Benefícios para quem sobe salários
As empresas que aumentem os salários em linha com o acordo de competitividade e rendimentos terão uma diminuição do IRC. Trata-se de uma majoração de 50% em todos os custos, quer remuneração fixa, quer contribuições sociais. São abrangidos os encargos relativos a trabalhadores com vínculos a tempo indeterminado e com remunerações acima da remuneração mínima mensal garantida do ano respetivo. A medida, de acordo com a proposta, irá beneficiar mais de 500 mil empresas, não sendo abrangidas as empresas «que agravem o seu leque salarial entre a maior e menor remunerações atribuídas aos trabalhadores num determinado ano». O custo é de 75 milhões de euros.

Taxa especial de IRC
O valor da matéria coletável sujeita à taxa especial de IRC das micro, pequenas e médias empresas e Small Mid Cap – que não reúne condições das anteriores – vai aumentar de 25 mil para 50 mil euros. Em causa está uma taxa de 17% aplicável às empresas que entram na classificação de micro e PME – e que é de 12,5% quando estão instaladas no interior do país – em relação aos primeiros 50 mil euros de matéria coletável. Acima deste valor aplica-se a taxa de 21%.

Prejuízos fiscais
As empresas vão deixar de ter um prazo limite para reportarem prejuízos fiscais, baixando de 70% para 65% da coleta o limite dedutível. A dedução a efetuar em cada um dos períodos de tributação «não pode exceder o montante correspondente a 65% do respetivo lucro tributável, não ficando, porém, prejudicada a dedução da parte desses prejuízos que não tenham sido deduzidos, nas mesmas condições, nos períodos de tributação posteriores».

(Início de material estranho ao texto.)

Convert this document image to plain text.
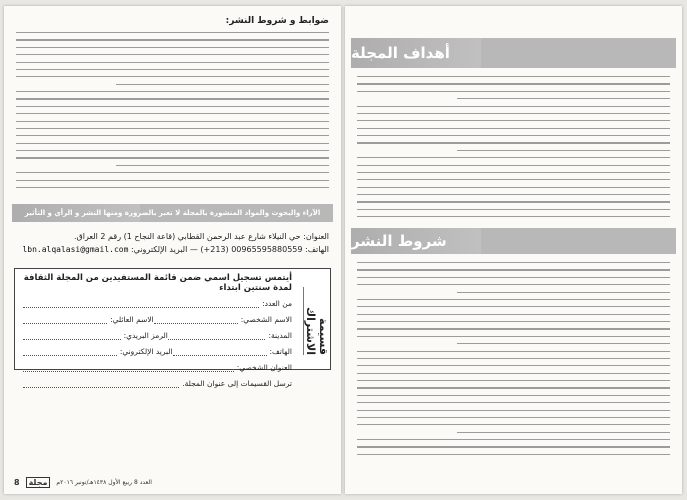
ضوابط و شروط النشر:
الآراء والبحوث والمواد المنشورة بالمجلة لا تعبر بالضرورة ومنها النشر و الرأي و التأثير
العنوان: حي النيلاء شارع عبد الرحمن القطابي (قاعة النجاح 1) رقم 2 العراق.
الهاتف: 00965595880559 (213+) — البريد الإلكتروني: lbn.alqalasi@gmail.com
قسيمة الاشتراك
أيتمس تسجيل اسمي ضمن قائمة المستفيدين من المجلة الثقافة لمدة سنتين ابتداء
من العدد:
الاسم الشخصي:
الاسم العائلي:
المدينة:
الرمز البريدي:
الهاتف:
البريد الإلكتروني:
العنوان الشخصي:
ترسل القسيمات إلى عنوان المجلة.
8	مجلة	العدد 8 ربيع الأول ١٤٣٨هـ/نونبر ٢٠١٦م
أهداف المجلة
شروط النشر
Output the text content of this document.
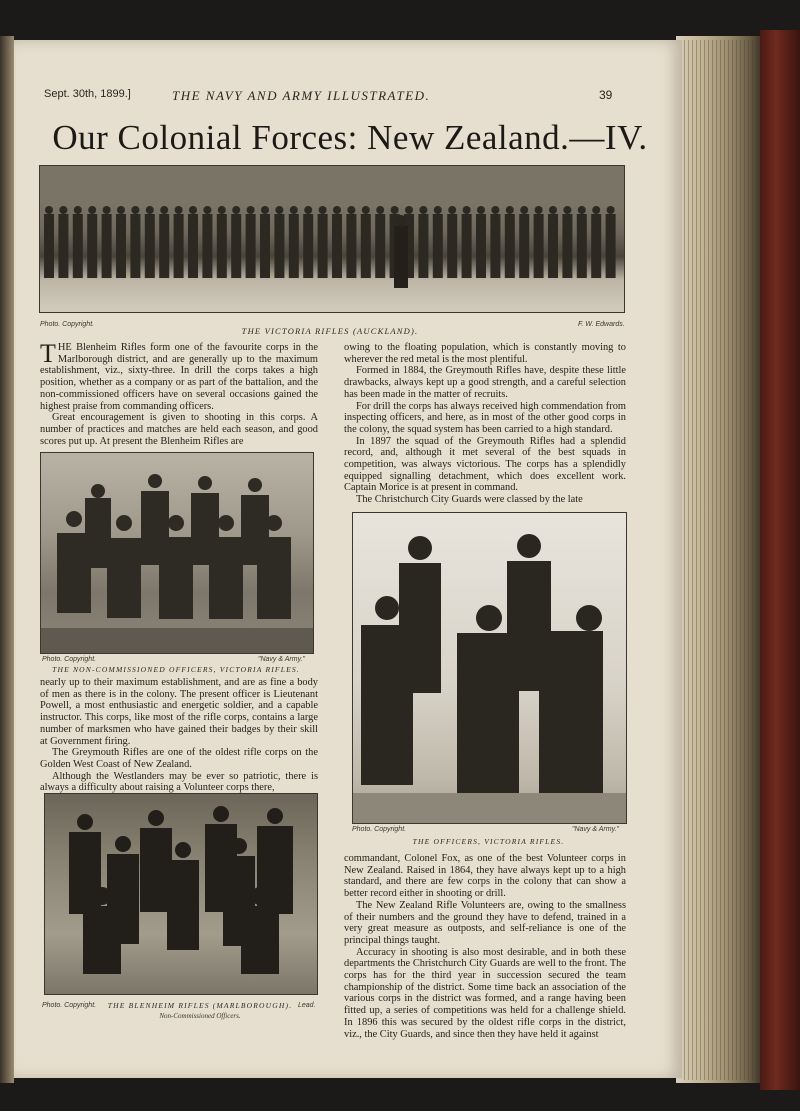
Sept. 30th, 1899.]	THE NAVY AND ARMY ILLUSTRATED.	39
Our Colonial Forces: New Zealand.—IV.
Photo. Copyright.	F. W. Edwards.
THE VICTORIA RIFLES (AUCKLAND).

THE Blenheim Rifles form one of the favourite corps in the Marlborough district, and are generally up to the maximum establishment, viz., sixty-three. In drill the corps takes a high position, whether as a company or as part of the battalion, and the non-commissioned officers have on several occasions gained the highest praise from commanding officers.

Great encouragement is given to shooting in this corps. A number of practices and matches are held each season, and good scores put up. At present the Blenheim Rifles are

Photo. Copyright.	"Navy & Army."
THE NON-COMMISSIONED OFFICERS, VICTORIA RIFLES.

nearly up to their maximum establishment, and are as fine a body of men as there is in the colony. The present officer is Lieutenant Powell, a most enthusiastic and energetic soldier, and a capable instructor. This corps, like most of the rifle corps, contains a large number of marksmen who have gained their badges by their skill at Government firing.

The Greymouth Rifles are one of the oldest rifle corps on the Golden West Coast of New Zealand.

Although the Westlanders may be ever so patriotic, there is always a difficulty about raising a Volunteer corps there,

Photo. Copyright.	THE BLENHEIM RIFLES (MARLBOROUGH). Lead.
Non-Commissioned Officers.

owing to the floating population, which is constantly moving to wherever the red metal is the most plentiful.

Formed in 1884, the Greymouth Rifles have, despite these little drawbacks, always kept up a good strength, and a careful selection has been made in the matter of recruits.

For drill the corps has always received high commendation from inspecting officers, and here, as in most of the other good corps in the colony, the squad system has been carried to a high standard.

In 1897 the squad of the Greymouth Rifles had a splendid record, and, although it met several of the best squads in competition, was always victorious. The corps has a splendidly equipped signalling detachment, which does excellent work. Captain Morice is at present in command.

The Christchurch City Guards were classed by the late

Photo. Copyright.	"Navy & Army."
THE OFFICERS, VICTORIA RIFLES.

commandant, Colonel Fox, as one of the best Volunteer corps in New Zealand. Raised in 1864, they have always kept up to a high standard, and there are few corps in the colony that can show a better record either in shooting or drill.

The New Zealand Rifle Volunteers are, owing to the smallness of their numbers and the ground they have to defend, trained in a very great measure as outposts, and self-reliance is one of the principal things taught.

Accuracy in shooting is also most desirable, and in both these departments the Christchurch City Guards are well to the front. The corps has for the third year in succession secured the team championship of the district. Some time back an association of the various corps in the district was formed, and a range having been fitted up, a series of competitions was held for a challenge shield. In 1896 this was secured by the oldest rifle corps in the district, viz., the City Guards, and since then they have held it against
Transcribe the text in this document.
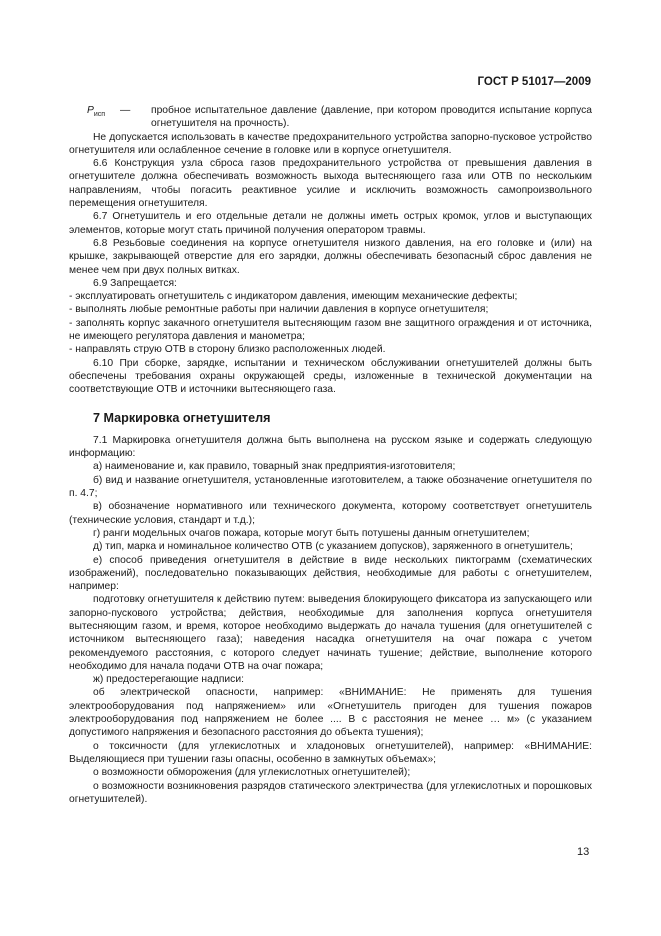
ГОСТ Р 51017—2009
$P_{исп}$	—	пробное испытательное давление (давление, при котором проводится испытание корпуса огнетушителя на прочность).

Не допускается использовать в качестве предохранительного устройства запорно-пусковое устройство огнетушителя или ослабленное сечение в головке или в корпусе огнетушителя.

6.6 Конструкция узла сброса газов предохранительного устройства от превышения давления в огнетушителе должна обеспечивать возможность выхода вытесняющего газа или ОТВ по нескольким направлениям, чтобы погасить реактивное усилие и исключить возможность самопроизвольного перемещения огнетушителя.

6.7 Огнетушитель и его отдельные детали не должны иметь острых кромок, углов и выступающих элементов, которые могут стать причиной получения оператором травмы.

6.8 Резьбовые соединения на корпусе огнетушителя низкого давления, на его головке и (или) на крышке, закрывающей отверстие для его зарядки, должны обеспечивать безопасный сброс давления не менее чем при двух полных витках.

6.9 Запрещается:

- эксплуатировать огнетушитель с индикатором давления, имеющим механические дефекты;

- выполнять любые ремонтные работы при наличии давления в корпусе огнетушителя;

- заполнять корпус закачного огнетушителя вытесняющим газом вне защитного ограждения и от источника, не имеющего регулятора давления и манометра;

- направлять струю ОТВ в сторону близко расположенных людей.

6.10 При сборке, зарядке, испытании и техническом обслуживании огнетушителей должны быть обеспечены требования охраны окружающей среды, изложенные в технической документации на соответствующие ОТВ и источники вытесняющего газа.

7 Маркировка огнетушителя

7.1 Маркировка огнетушителя должна быть выполнена на русском языке и содержать следующую информацию:

а) наименование и, как правило, товарный знак предприятия-изготовителя;

б) вид и название огнетушителя, установленные изготовителем, а также обозначение огнетушителя по п. 4.7;

в) обозначение нормативного или технического документа, которому соответствует огнетушитель (технические условия, стандарт и т.д.);

г) ранги модельных очагов пожара, которые могут быть потушены данным огнетушителем;

д) тип, марка и номинальное количество ОТВ (с указанием допусков), заряженного в огнетушитель;

е) способ приведения огнетушителя в действие в виде нескольких пиктограмм (схематических изображений), последовательно показывающих действия, необходимые для работы с огнетушителем, например:

подготовку огнетушителя к действию путем: выведения блокирующего фиксатора из запускающего или запорно-пускового устройства; действия, необходимые для заполнения корпуса огнетушителя вытесняющим газом, и время, которое необходимо выдержать до начала тушения (для огнетушителей с источником вытесняющего газа); наведения насадка огнетушителя на очаг пожара с учетом рекомендуемого расстояния, с которого следует начинать тушение; действие, выполнение которого необходимо для начала подачи ОТВ на очаг пожара;

ж) предостерегающие надписи:

об электрической опасности, например: «ВНИМАНИЕ: Не применять для тушения электрооборудования под напряжением» или «Огнетушитель пригоден для тушения пожаров электрооборудования под напряжением не более .... В с расстояния не менее … м» (с указанием допустимого напряжения и безопасного расстояния до объекта тушения);

о токсичности (для углекислотных и хладоновых огнетушителей), например: «ВНИМАНИЕ: Выделяющиеся при тушении газы опасны, особенно в замкнутых объемах»;

о возможности обморожения (для углекислотных огнетушителей);

о возможности возникновения разрядов статического электричества (для углекислотных и порошковых огнетушителей).

13
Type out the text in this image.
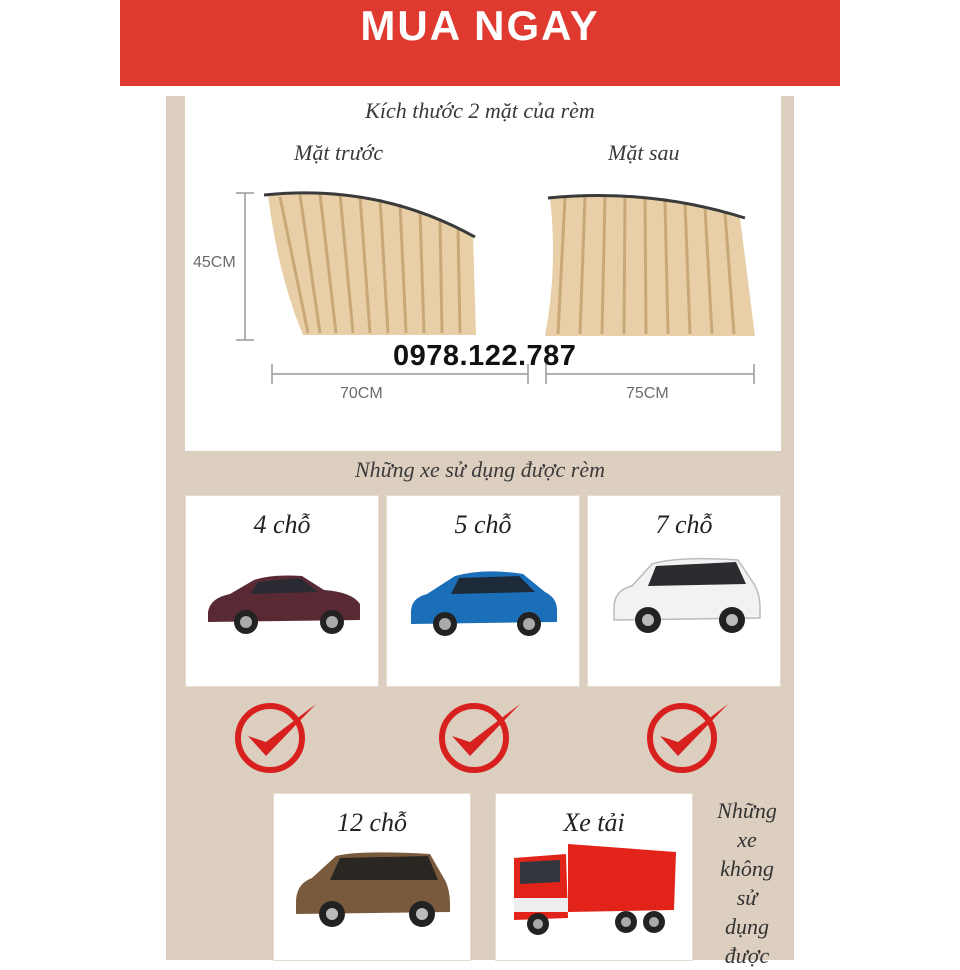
MUA NGAY
Kích thước 2 mặt của rèm
Mặt trước	Mặt sau
45CM
70CM	75CM
0978.122.787
Những xe sử dụng được rèm
4 chỗ	5 chỗ	7 chỗ
12 chỗ	Xe tải	Những
xe
không
sử
dụng
được
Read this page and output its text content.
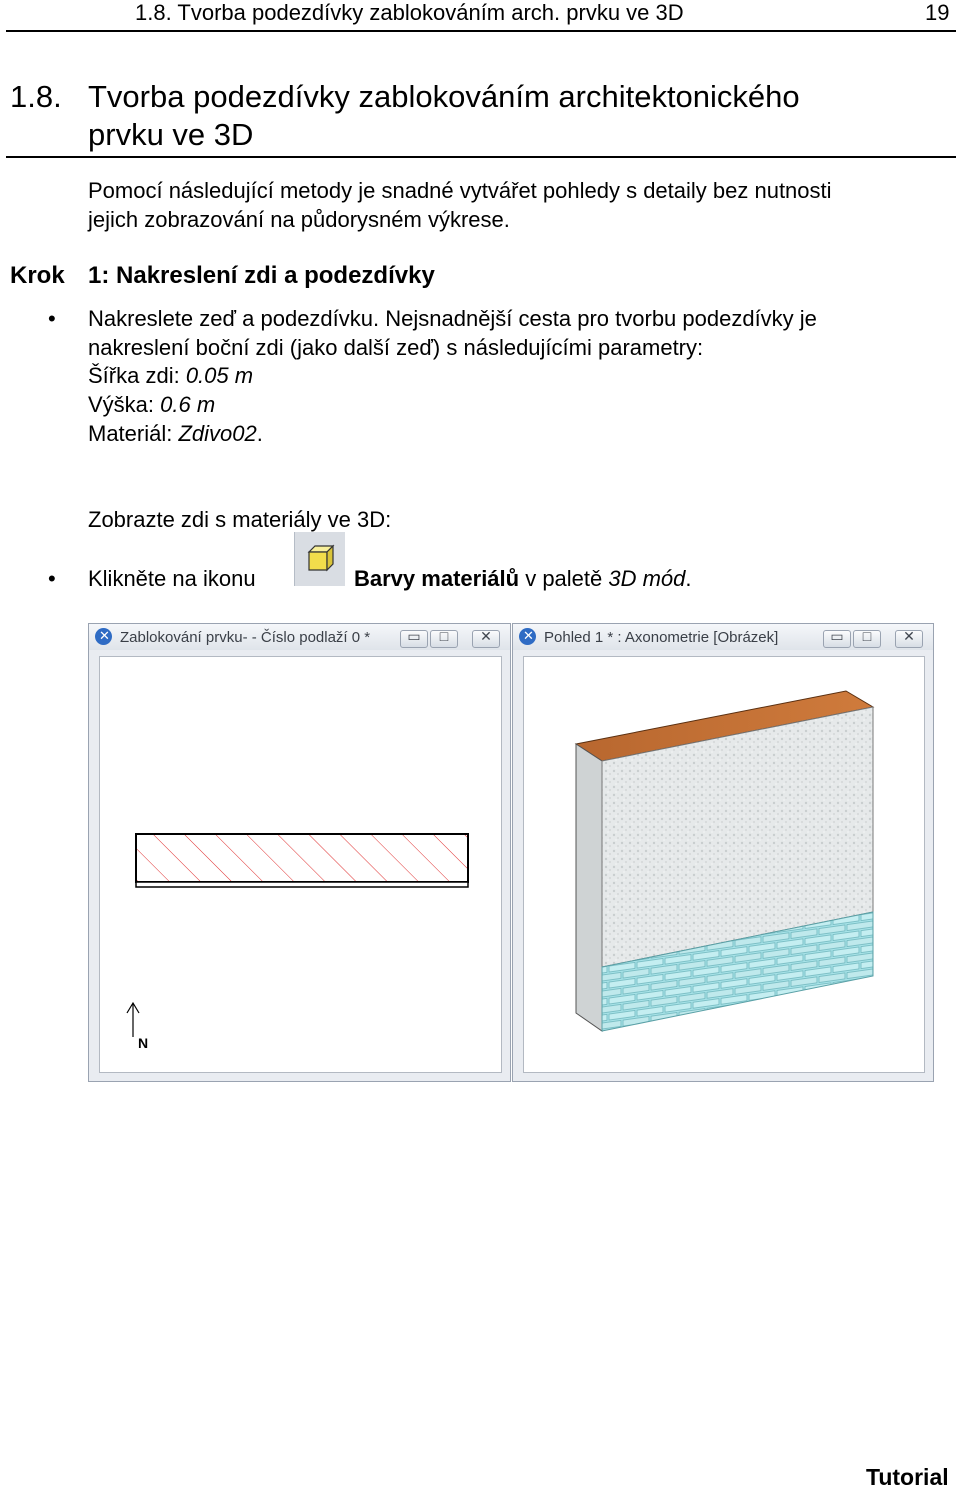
1.8. Tvorba podezdívky zablokováním arch. prvku ve 3D	19
1.8. Tvorba podezdívky zablokováním architektonického
prvku ve 3D
Pomocí následující metody je snadné vytvářet pohledy s detaily bez nutnosti
jejich zobrazování na půdorysném výkrese.
Krok 1: Nakreslení zdi a podezdívky
• Nakreslete zeď a podezdívku. Nejsnadnější cesta pro tvorbu podezdívky je
nakreslení boční zdi (jako další zeď) s následujícími parametry:
Šířka zdi: 0.05 m
Výška: 0.6 m
Materiál: Zdivo02.
Zobrazte zdi s materiály ve 3D:
• Klikněte na ikonu	Barvy materiálů v paletě 3D mód.
✕ Zablokování prvku- - Číslo podlaží 0 *	▭	□	✕
N
✕ Pohled 1 * : Axonometrie [Obrázek]	▭	□	✕
Tutorial
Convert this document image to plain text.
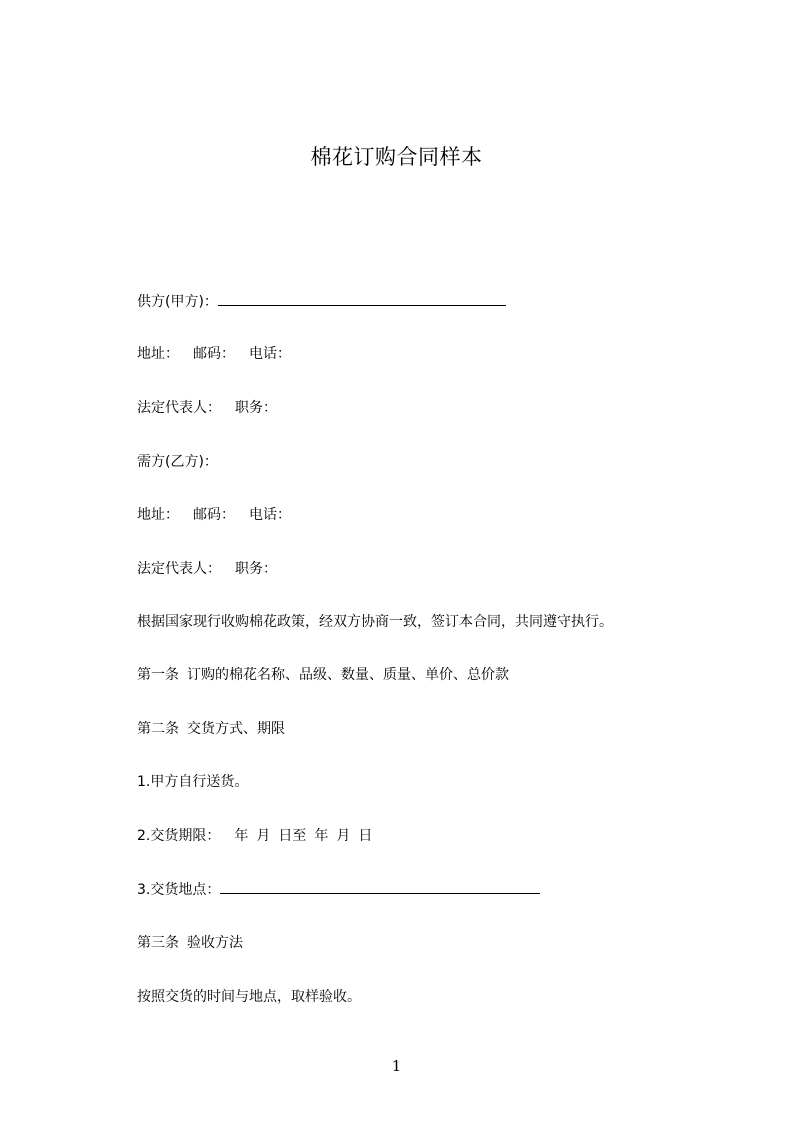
棉花订购合同样本
供方(甲方)：
地址： 邮码： 电话：
法定代表人： 职务：
需方(乙方)：
地址： 邮码： 电话：
法定代表人： 职务：
根据国家现行收购棉花政策，经双方协商一致，签订本合同，共同遵守执行。
第一条 订购的棉花名称、品级、数量、质量、单价、总价款
第二条 交货方式、期限
1.甲方自行送货。
2.交货期限： 年 月 日至 年 月 日
3.交货地点：
第三条 验收方法
按照交货的时间与地点，取样验收。
1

Taxa extraordinária e adicional sobre banca
A contribuição extraordinária sobre o setor energético (CESE), criada em 2014, no Governo de Passos Coelho, com caráter temporário, vai manter-se em vigor no próximo ano. Esta contribuição extraordinária é paga pela REN – Redes Energéticas Nacionais, Galp e EDP. E também vai manter o adicional sobre a banca, prevendo, com isso arrecadar 38 milhões de euros no próximo ano. 

Benefícios para Interior
O Executivo continua a apostar no interior e quer melhorar o Regime Fiscal de Apoio ao Investimento (RFAI), através do reforço da dedução à coleta aplicável dos atuais 25% para 30% das aplicações relevantes, relativamente ao investimento realizado até ao montante de 15 milhões de euros, nas regiões Norte, Centro, Alentejo e Regiões Autónomas. A medida terá um custo de 25 milhões.